Zahlreiche Autorinnen und Autoren entwickelten Argumente dafür, warum das Experiment keine Gefahr für die Willensfreiheit sei: beispielsweise handle es sich nur um sinnlose Handbewegungen, sei der Bericht der Versuchspersonen nicht 100 Prozent zuverlässig, seien die EEG-Messungen begrenzt oder widerspreche Determinismus gar nicht der Willensfreiheit ("Kompatibilismus"). Das mag alles stimmen. Doch Fakt war und ist: Das Bereitschaftspotenzial allein determinierte gar nichts (Schleim, 2011; Schleim 2012).

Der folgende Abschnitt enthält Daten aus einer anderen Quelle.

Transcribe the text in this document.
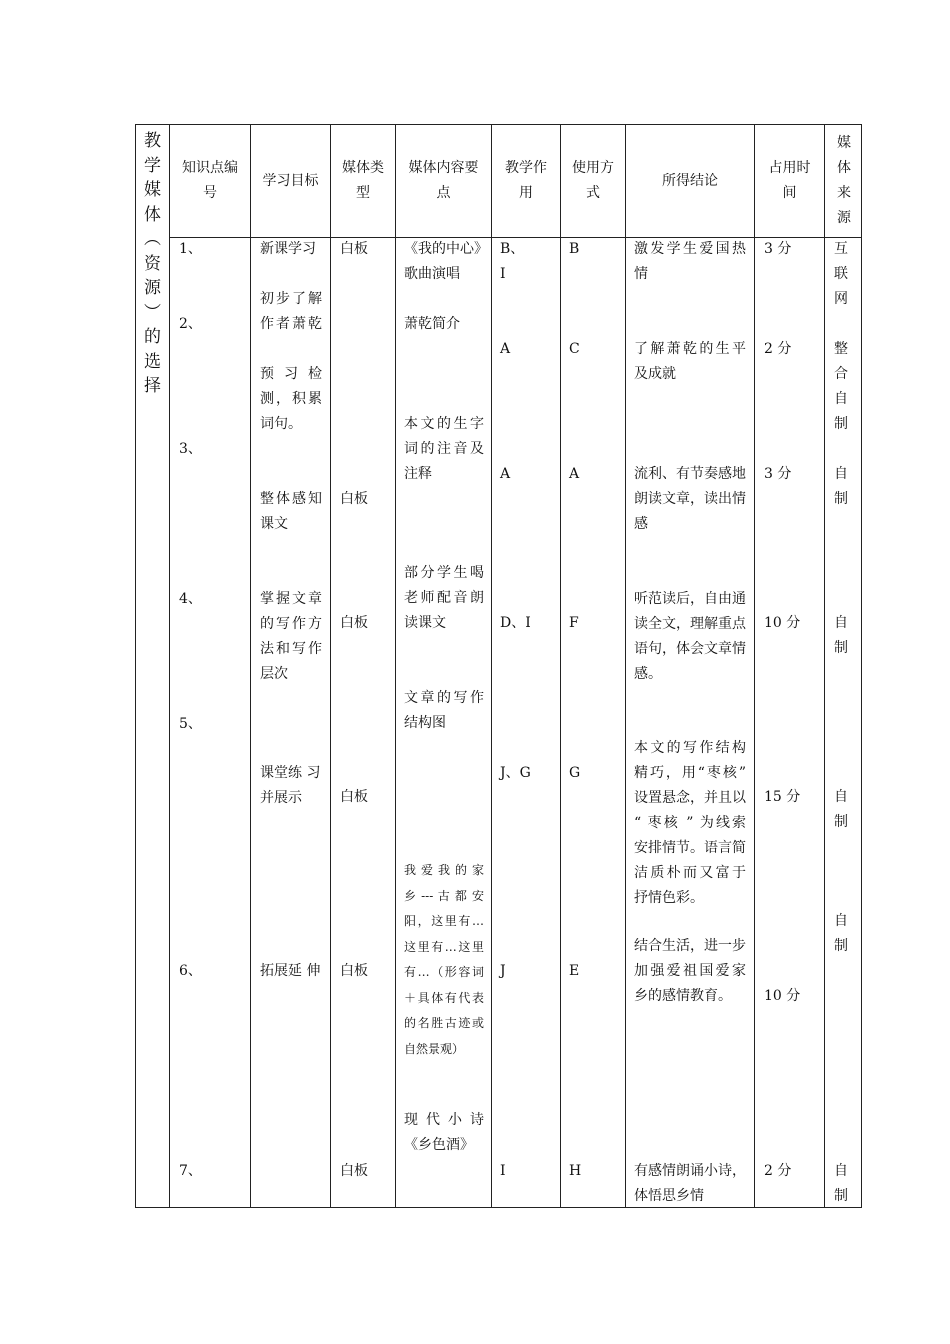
教
学
媒
体
︵
资
源
︶
的
选
择
知识点编
号
学习目标
媒体类
型
媒体内容要
点
教学作
用
使用方
式
所得结论
占用时
间
媒
体
来
源
1、
2、
3、
4、
5、
6、
7、
新课学习
初步了解
作者萧乾
预 习 检
测，积累
词句。
整体感知
课文
掌握文章
的写作方
法和写作
层次
课堂练 习
并展示
拓展延 伸
白板
白板
白板
白板
白板
白板
《我的中心》
歌曲演唱
萧乾简介
本文的生字
词的注音及
注释
部分学生喝
老师配音朗
读课文
文章的写作
结构图
我 爱 我 的 家
乡 --- 古 都 安
阳，这里有…
这里有…这里
有…（形容词
＋具体有代表
的名胜古迹或
自然景观）
现 代 小 诗
《乡色酒》
B、
I
A
A
D、I
J、G
J
I
B
C
A
F
G
E
H
激发学生爱国热
情
了解萧乾的生平
及成就
流利、有节奏感地
朗读文章，读出情
感
听范读后，自由通
读全文，理解重点
语句，体会文章情
感。
本文的写作结构
精巧，用“枣核”
设置悬念，并且以
“ 枣核 ” 为线索
安排情节。语言简
洁质朴而又富于
抒情色彩。
结合生活，进一步
加强爱祖国爱家
乡的感情教育。
有感情朗诵小诗，
体悟思乡情
3 分
2 分
3 分
10 分
15 分
10 分
2 分
互
联
网
整
合
自
制
自
制
自
制
自
制
自
制
自
制
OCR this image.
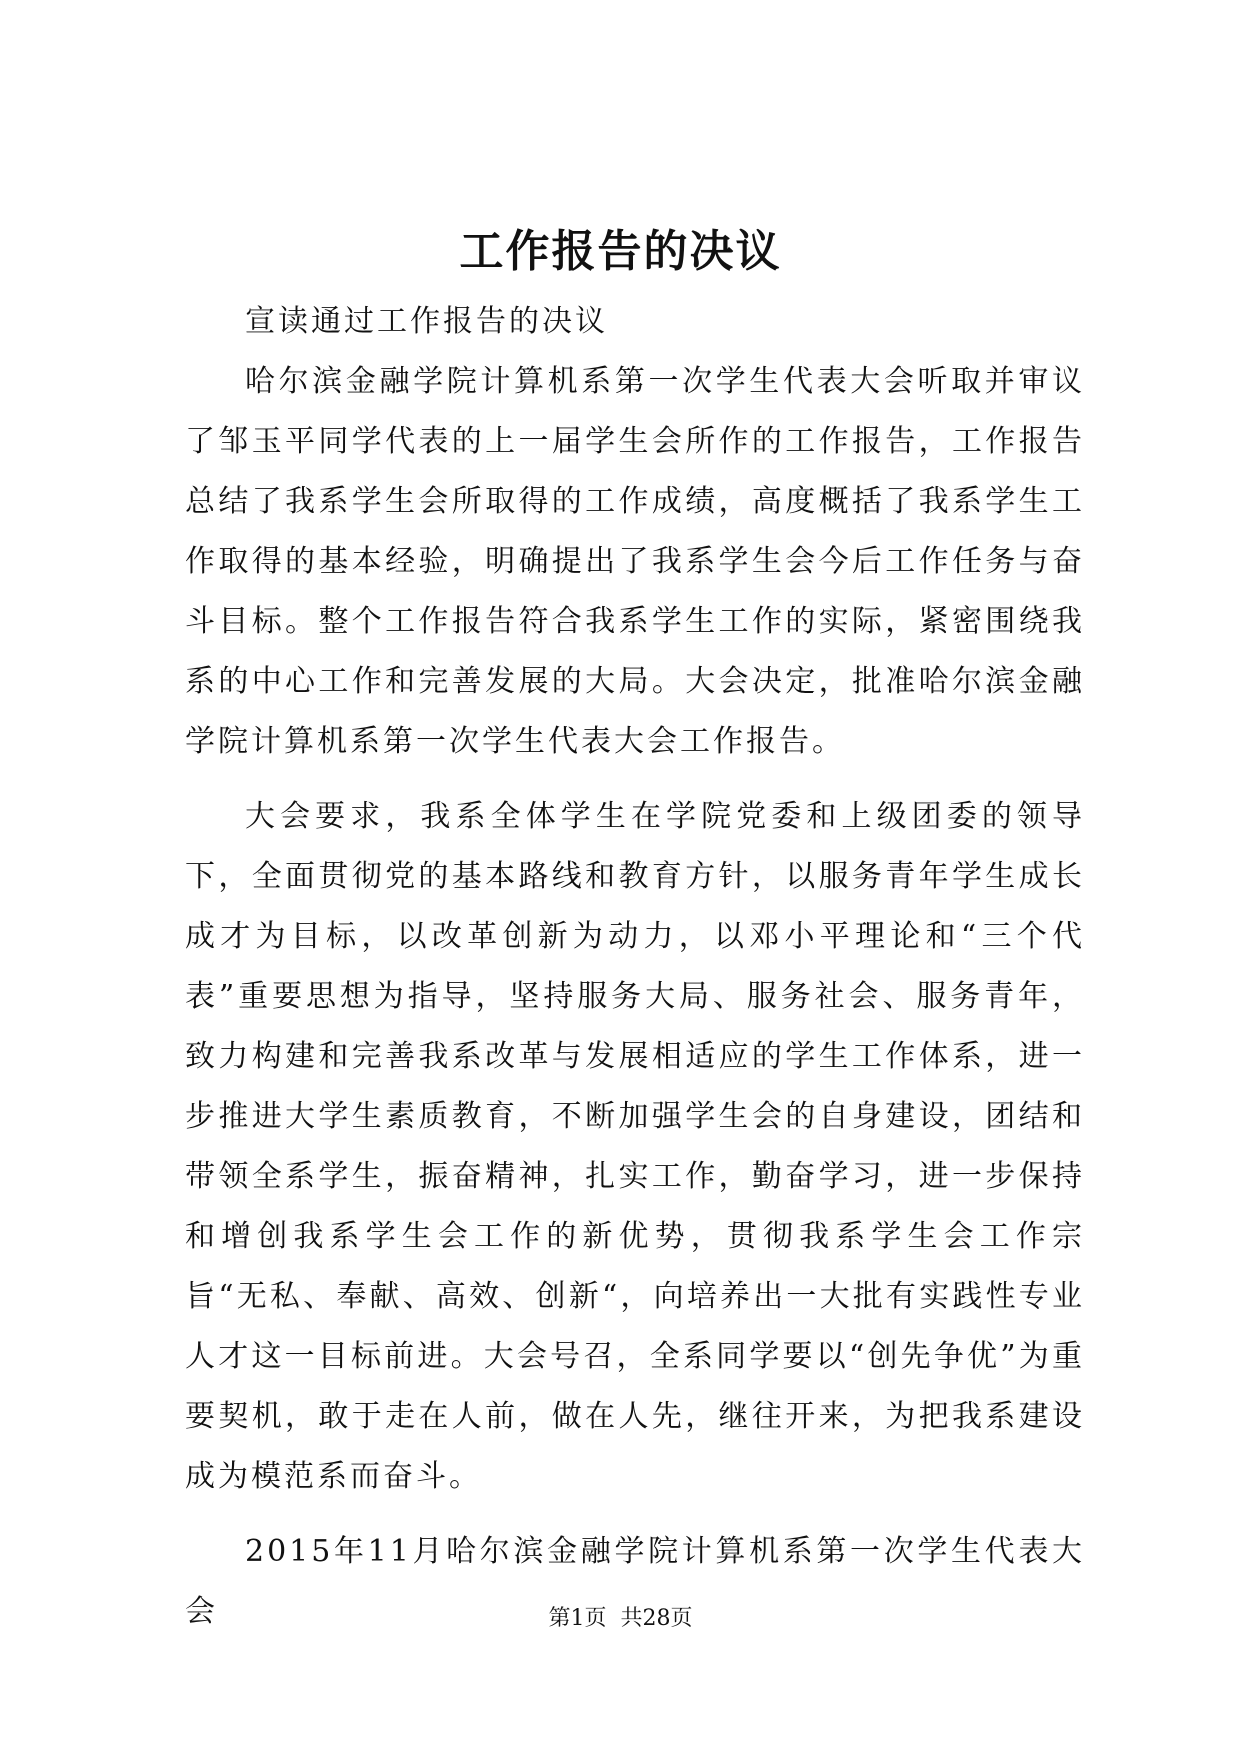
工作报告的决议

宣读通过工作报告的决议

哈尔滨金融学院计算机系第一次学生代表大会听取并审议了邹玉平同学代表的上一届学生会所作的工作报告，工作报告总结了我系学生会所取得的工作成绩，高度概括了我系学生工作取得的基本经验，明确提出了我系学生会今后工作任务与奋斗目标。整个工作报告符合我系学生工作的实际，紧密围绕我系的中心工作和完善发展的大局。大会决定，批准哈尔滨金融学院计算机系第一次学生代表大会工作报告。

大会要求，我系全体学生在学院党委和上级团委的领导下，全面贯彻党的基本路线和教育方针，以服务青年学生成长成才为目标，以改革创新为动力，以邓小平理论和“三个代表”重要思想为指导，坚持服务大局、服务社会、服务青年，致力构建和完善我系改革与发展相适应的学生工作体系，进一步推进大学生素质教育，不断加强学生会的自身建设，团结和带领全系学生，振奋精神，扎实工作，勤奋学习，进一步保持和增创我系学生会工作的新优势，贯彻我系学生会工作宗旨“无私、奉献、高效、创新“，向培养出一大批有实践性专业人才这一目标前进。大会号召，全系同学要以“创先争优”为重要契机，敢于走在人前，做在人先，继往开来，为把我系建设成为模范系而奋斗。

2015年11月哈尔滨金融学院计算机系第一次学生代表大会	第1页  共28页
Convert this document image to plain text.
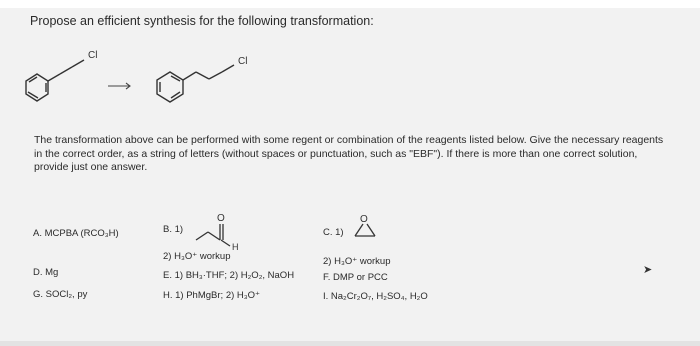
Propose an efficient synthesis for the following transformation:
Cl
Cl
The transformation above can be performed with some regent or combination of the reagents listed below. Give the necessary reagents in the correct order, as a string of letters (without spaces or punctuation, such as "EBF"). If there is more than one correct solution, provide just one answer.
A. MCPBA (RCO₃H)
D. Mg
G. SOCl₂, py
B. 1)
O
H
2) H₃O⁺ workup
E. 1) BH₃·THF; 2) H₂O₂, NaOH
H. 1) PhMgBr; 2) H₃O⁺
C. 1)
O
2) H₃O⁺ workup
F. DMP or PCC
I. Na₂Cr₂O₇, H₂SO₄, H₂O
➤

Libet-Experiment anno 2021

Zugegeben, man hätte natürlich viel weniger zu diskutieren gehabt, hätte man sich nicht einen Teil der Befunde zurechtgebogen und den Rest ignoriert. Denkt jemand, ich übertreibe? Gut, dann schauen wir uns doch einmal an, was John-Dylan Haynes und Matthias Eckolt, beide führende Persönlichkeiten in ihrem Fach, anno 2021 im wichtigen Kapitel über den freien Willen schreiben:

Im Jahr 1983 erschien eine bahnbrechende Studie von Benjamin Libet, die für viele die Willensfreiheit fundamental infrage stellte" (S. 164). Sie erschien erstmals 1982. Aber was ist schon ein Jahr? Doch auch in der ausführlicheren Publikation von 1983 werden die wesentlichen Fakten genannt: Das Bereitschaftspotenzial gibt nur die Vorbereitung der Bewegung an; ein Veto könnte die Bewegung verhindern; und bei Willenshandlungen, die nicht "spontan" getroffen werden, könnte die Sache sowieso ganz anders aussehen (Libet et al., 1983b). Haynes und Eckoldt schreiben weiter:

"Aber wie kann ein Signal für die Ausführung einer Handlung im Gehirn entstehen, wenn man sich noch gar nicht bewusst entschieden hat, die Handlung auszuführen?" (S. 166-167). Hmm, denken wir kurz nach: Wie kann das sein? Vielleicht, weil die Versuchspersonen die Anweisung haben, spontan die Hand zu bewegen? Es ist doch keine Magie, dass das Gehirn so eine Bewegung dann vorbereitet. Die Autoren aber bleiben überrascht:

"Das hieße doch, die Hirnaktivität wäre bereits gestartet, bevor der Proband den Handlungsimpuls verspürte. Eine reichlich paradoxe Angelegenheit, denn wenn das Gehirn vor der willentlichen Entscheidung aktiv wird, müsste es ja bereits gewusst haben, dass sich der Proband gleich entscheiden wird." (Haynes & Eckoldt, 2021, S. 166-167)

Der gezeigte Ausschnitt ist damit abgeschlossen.